Mr. Bailey said that while Countrywide has historically done few interest rate reductions, it will be doing more. “Right now we have just about 1,000 loans facing interest rate reductions,” he said. “The pendulum is swinging that way.”
But Mark Seifert, executive director of Empowering and Strengthening Ohio’s People, a consumer advocacy group in Cleveland, is dubious. He said his experience with Countrywide, one of the dozen or so lenders and servicers with whom he works on behalf of borrowers, has been unsatisfactory.
For the first eight months of this year, he said, his group took in 132 cases in which Countrywide was the loan servicer. Of those, two ended up in what he called “very good” workouts from the company. One involved forged documents when the original loan was made, Mr. Seifert said, and the other involved a borrower who received her deal from Countrywide the day before she was set to testify before Congress last July about her problems with the company.
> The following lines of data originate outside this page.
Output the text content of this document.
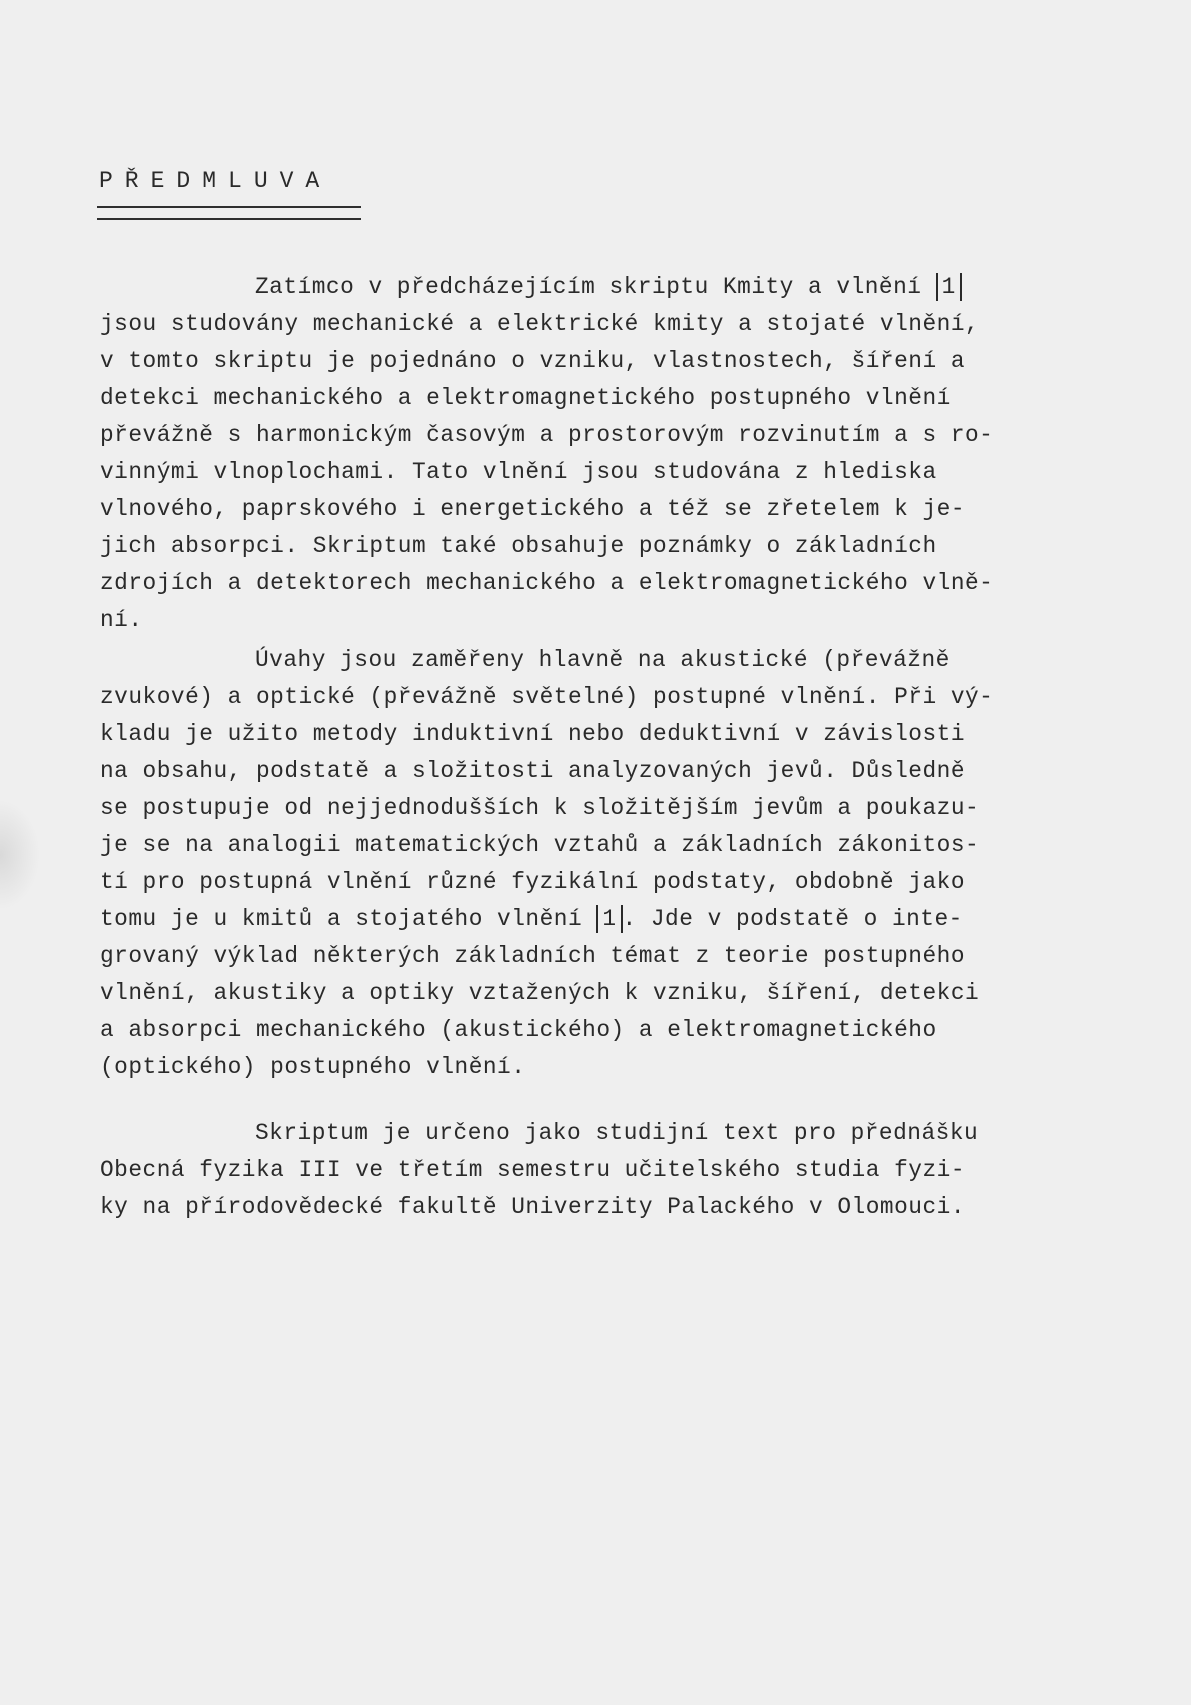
PŘEDMLUVA
Zatímco v předcházejícím skriptu Kmity a vlnění 1
jsou studovány mechanické a elektrické kmity a stojaté vlnění,
v tomto skriptu je pojednáno o vzniku, vlastnostech, šíření a
detekci mechanického a elektromagnetického postupného vlnění
převážně s harmonickým časovým a prostorovým rozvinutím a s ro-
vinnými vlnoplochami. Tato vlnění jsou studována z hlediska
vlnového, paprskového i energetického a též se zřetelem k je-
jich absorpci. Skriptum také obsahuje poznámky o základních
zdrojích a detektorech mechanického a elektromagnetického vlně-
ní.
Úvahy jsou zaměřeny hlavně na akustické (převážně
zvukové) a optické (převážně světelné) postupné vlnění. Při vý-
kladu je užito metody induktivní nebo deduktivní v závislosti
na obsahu, podstatě a složitosti analyzovaných jevů. Důsledně
se postupuje od nejjednodušších k složitějším jevům a poukazu-
je se na analogii matematických vztahů a základních zákonitos-
tí pro postupná vlnění různé fyzikální podstaty, obdobně jako
tomu je u kmitů a stojatého vlnění 1 . Jde v podstatě o inte-
grovaný výklad některých základních témat z teorie postupného
vlnění, akustiky a optiky vztažených k vzniku, šíření, detekci
a absorpci mechanického (akustického) a elektromagnetického
(optického) postupného vlnění.
Skriptum je určeno jako studijní text pro přednášku
Obecná fyzika III ve třetím semestru učitelského studia fyzi-
ky na přírodovědecké fakultě Univerzity Palackého v Olomouci.
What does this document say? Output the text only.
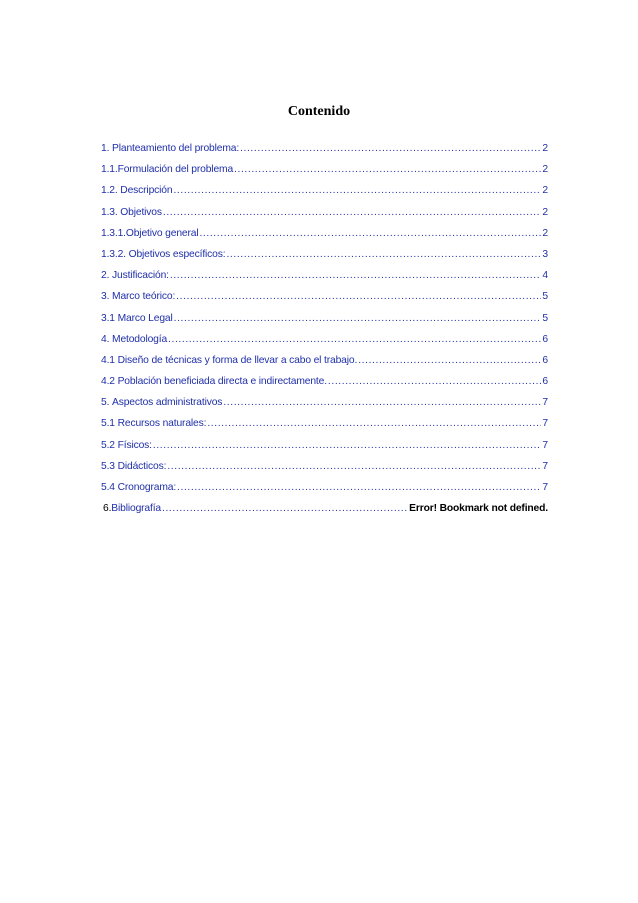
Contenido
1.
Planteamiento del problema: .....	2
1.1. Formulación del problema .....	2
1.2.
Descripción .....	2
1.3.
Objetivos .....	2
1.3.1. Objetivo general .....	2
1.3.2.
Objetivos específicos: .....	3
2.
Justificación: .....	4
3.
Marco teórico: .....	5
3.1
Marco Legal .....	5
4.
Metodología .....	6
4.1
Diseño de técnicas y forma de llevar a cabo el trabajo. .....	6
4.2
Población beneficiada directa e indirectamente. .....	6
5.
Aspectos administrativos .....	7
5.1
Recursos naturales: .....	7
5.2
Físicos: .....	7
5.3
Didácticos: .....	7
5.4
Cronograma: .....	7
6. Bibliografía .....	Error! Bookmark not defined.
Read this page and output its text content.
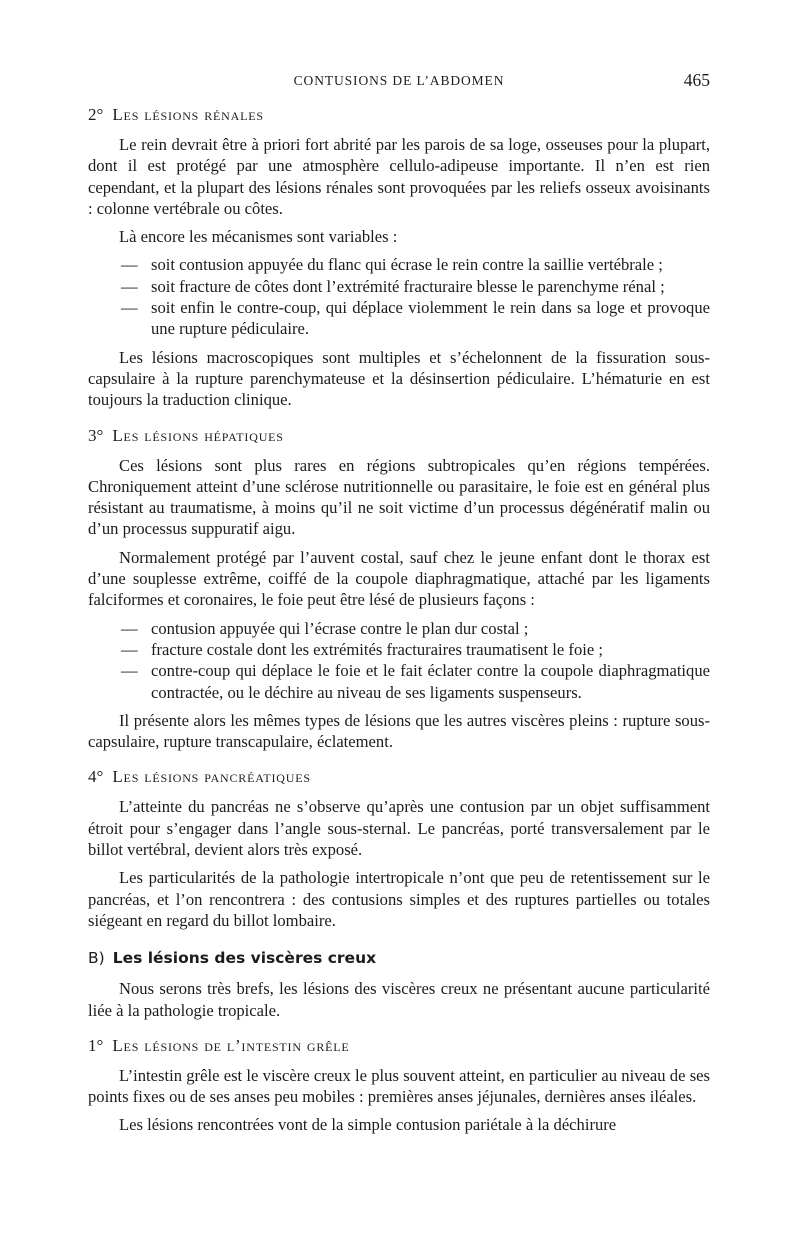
CONTUSIONS DE L’ABDOMEN	465
2° Les lésions rénales

Le rein devrait être à priori fort abrité par les parois de sa loge, osseuses pour la plupart, dont il est protégé par une atmosphère cellulo-adipeuse importante. Il n’en est rien cependant, et la plupart des lésions rénales sont provoquées par les reliefs osseux avoisinants : colonne vertébrale ou côtes.

Là encore les mécanismes sont variables :

— soit contusion appuyée du flanc qui écrase le rein contre la saillie vertébrale ;
— soit fracture de côtes dont l’extrémité fracturaire blesse le parenchyme rénal ;
— soit enfin le contre-coup, qui déplace violemment le rein dans sa loge et provoque une rupture pédiculaire.

Les lésions macroscopiques sont multiples et s’échelonnent de la fissuration sous-capsulaire à la rupture parenchymateuse et la désinsertion pédiculaire. L’hématurie en est toujours la traduction clinique.

3° Les lésions hépatiques

Ces lésions sont plus rares en régions subtropicales qu’en régions tempérées. Chroniquement atteint d’une sclérose nutritionnelle ou parasitaire, le foie est en général plus résistant au traumatisme, à moins qu’il ne soit victime d’un processus dégénératif malin ou d’un processus suppuratif aigu.

Normalement protégé par l’auvent costal, sauf chez le jeune enfant dont le thorax est d’une souplesse extrême, coiffé de la coupole diaphragmatique, attaché par les ligaments falciformes et coronaires, le foie peut être lésé de plusieurs façons :

— contusion appuyée qui l’écrase contre le plan dur costal ;
— fracture costale dont les extrémités fracturaires traumatisent le foie ;
— contre-coup qui déplace le foie et le fait éclater contre la coupole diaphragmatique contractée, ou le déchire au niveau de ses ligaments suspenseurs.

Il présente alors les mêmes types de lésions que les autres viscères pleins : rupture sous-capsulaire, rupture transcapulaire, éclatement.

4° Les lésions pancréatiques

L’atteinte du pancréas ne s’observe qu’après une contusion par un objet suffisamment étroit pour s’engager dans l’angle sous-sternal. Le pancréas, porté transversalement par le billot vertébral, devient alors très exposé.

Les particularités de la pathologie intertropicale n’ont que peu de retentissement sur le pancréas, et l’on rencontrera : des contusions simples et des ruptures partielles ou totales siégeant en regard du billot lombaire.

B) Les lésions des viscères creux

Nous serons très brefs, les lésions des viscères creux ne présentant aucune particularité liée à la pathologie tropicale.

1° Les lésions de l’intestin grêle

L’intestin grêle est le viscère creux le plus souvent atteint, en particulier au niveau de ses points fixes ou de ses anses peu mobiles : premières anses jéjunales, dernières anses iléales.

Les lésions rencontrées vont de la simple contusion pariétale à la déchirure
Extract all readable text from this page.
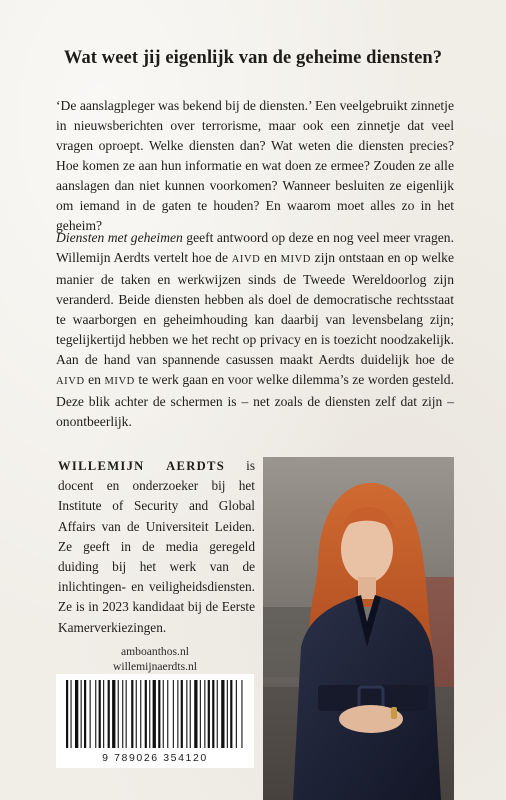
Wat weet jij eigenlijk van de geheime diensten?

‘De aanslagpleger was bekend bij de diensten.’ Een veelgebruikt zinnetje in nieuwsberichten over terrorisme, maar ook een zinnetje dat veel vragen oproept. Welke diensten dan? Wat weten die diensten precies? Hoe komen ze aan hun informatie en wat doen ze ermee? Zouden ze alle aanslagen dan niet kunnen voorkomen? Wanneer besluiten ze eigenlijk om iemand in de gaten te houden? En waarom moet alles zo in het geheim?

Diensten met geheimen geeft antwoord op deze en nog veel meer vragen. Willemijn Aerdts vertelt hoe de AIVD en MIVD zijn ontstaan en op welke manier de taken en werkwijzen sinds de Tweede Wereldoorlog zijn veranderd. Beide diensten hebben als doel de democratische rechtsstaat te waarborgen en geheimhouding kan daarbij van levensbelang zijn; tegelijkertijd hebben we het recht op privacy en is toezicht noodzakelijk. Aan de hand van spannende casussen maakt Aerdts duidelijk hoe de AIVD en MIVD te werk gaan en voor welke dilemma’s ze worden gesteld. Deze blik achter de schermen is – net zoals de diensten zelf dat zijn – onontbeerlijk.

WILLEMIJN AERDTS is docent en onderzoeker bij het Institute of Security and Global Affairs van de Universiteit Leiden. Ze geeft in de media geregeld duiding bij het werk van de inlichtingen- en veiligheidsdiensten. Ze is in 2023 kandidaat bij de Eerste Kamerverkiezingen.

amboanthos.nl
willemijnaerdts.nl
9 789026 354120
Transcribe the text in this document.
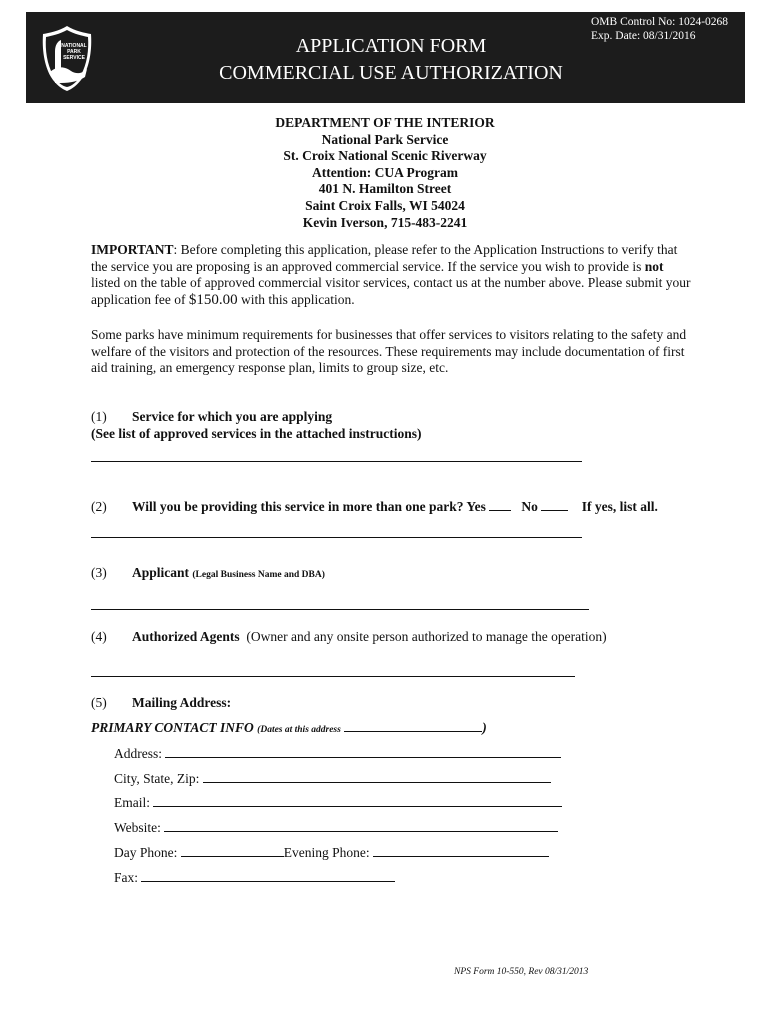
NATIONAL
PARK
SERVICE
APPLICATION FORM
COMMERCIAL USE AUTHORIZATION
OMB Control No: 1024-0268
Exp. Date: 08/31/2016
DEPARTMENT OF THE INTERIOR
National Park Service
St. Croix National Scenic Riverway
Attention: CUA Program
401 N. Hamilton Street
Saint Croix Falls, WI 54024
Kevin Iverson, 715-483-2241
IMPORTANT: Before completing this application, please refer to the Application Instructions to verify that the service you are proposing is an approved commercial service. If the service you wish to provide is not listed on the table of approved commercial visitor services, contact us at the number above. Please submit your application fee of $150.00 with this application.
Some parks have minimum requirements for businesses that offer services to visitors relating to the safety and welfare of the visitors and protection of the resources. These requirements may include documentation of first aid training, an emergency response plan, limits to group size, etc.
(1) Service for which you are applying
(See list of approved services in the attached instructions)
(2) Will you be providing this service in more than one park? Yes	No	If yes, list all.
(3) Applicant (Legal Business Name and DBA)
(4) Authorized Agents (Owner and any onsite person authorized to manage the operation)
(5) Mailing Address:
PRIMARY CONTACT INFO (Dates at this address	)
Address:
City, State, Zip:
Email:
Website:
Day Phone:	Evening Phone:
Fax:
NPS Form 10-550, Rev 08/31/2013
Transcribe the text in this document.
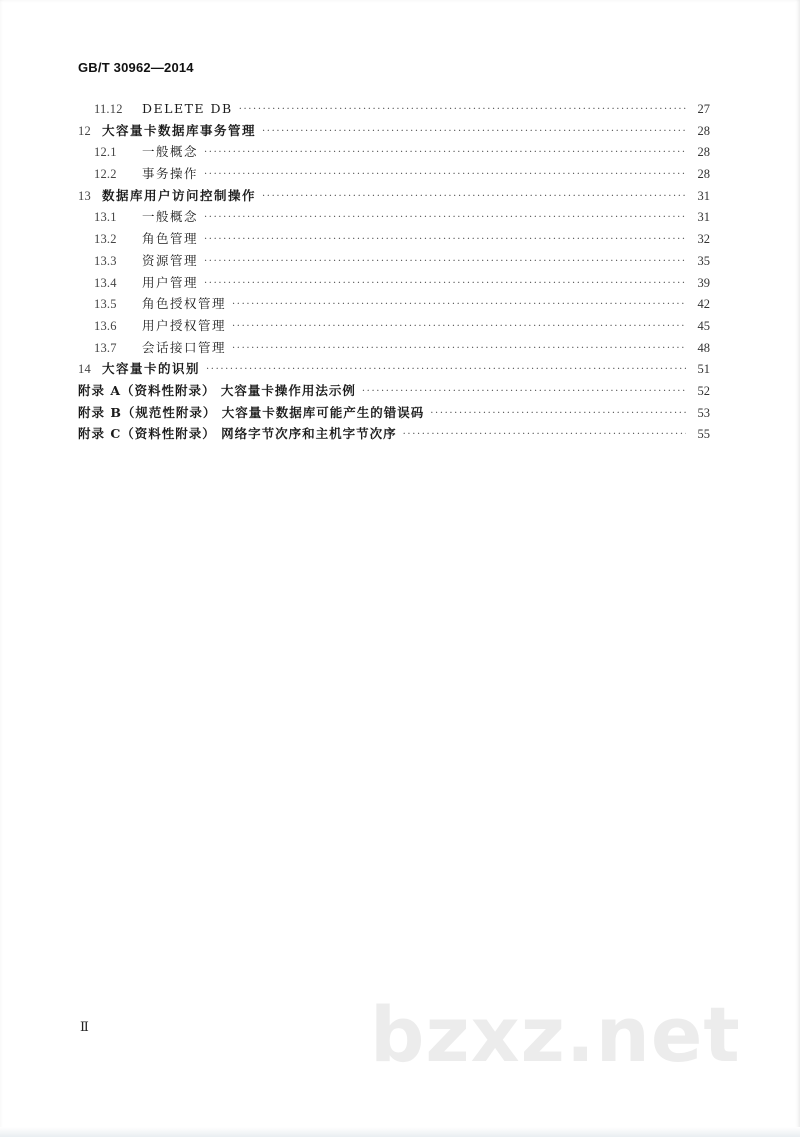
GB/T 30962—2014
11.12	DELETE DB ·····	27
12 大容量卡数据库事务管理 ·····	28
12.1	一般概念 ·····	28
12.2	事务操作 ·····	28
13 数据库用户访问控制操作 ·····	31
13.1	一般概念 ·····	31
13.2	角色管理 ·····	32
13.3	资源管理 ·····	35
13.4	用户管理 ·····	39
13.5	角色授权管理 ·····	42
13.6	用户授权管理 ·····	45
13.7	会话接口管理 ·····	48
14 大容量卡的识别 ·····	51
附录 A（资料性附录） 大容量卡操作用法示例 ·····	52
附录 B（规范性附录） 大容量卡数据库可能产生的错误码 ·····	53
附录 C（资料性附录） 网络字节次序和主机字节次序 ·····	55
Ⅱ	bzxz.net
“We have experience with Citi, Chase and a whole litany of other lenders,” Mr. Seifert said. “Some are better than others, but we are successful more than half the time with all of them. Except Countrywide.”….
Bruce Marks is founder of the Neighborhood Assistance Corporation of America, a nonprofit advocacy and mortgage company that helps troubled borrowers get new, low-cost loans. He sees problem mortgages from across the country and works with a variety of lenders. He said that his organization has resolved 3,500 cases for imperiled borrowers this year, and that none have had to leave their homes.
Mr. Marks, too, characterizes Countrywide as the lender most unwilling to help borrowers.
“Homeowners who are desperate to keep their homes are trying to restructure the mortgages to the payment before the rates reset,” he said. “Countrywide demands their last dollar and their retirement funds to stop a foreclosure on unaffordable loans.”
our government has decided to bail out the irrational stupidity of lenders like Countrywide…..
Is this a great countryWIDE, or what?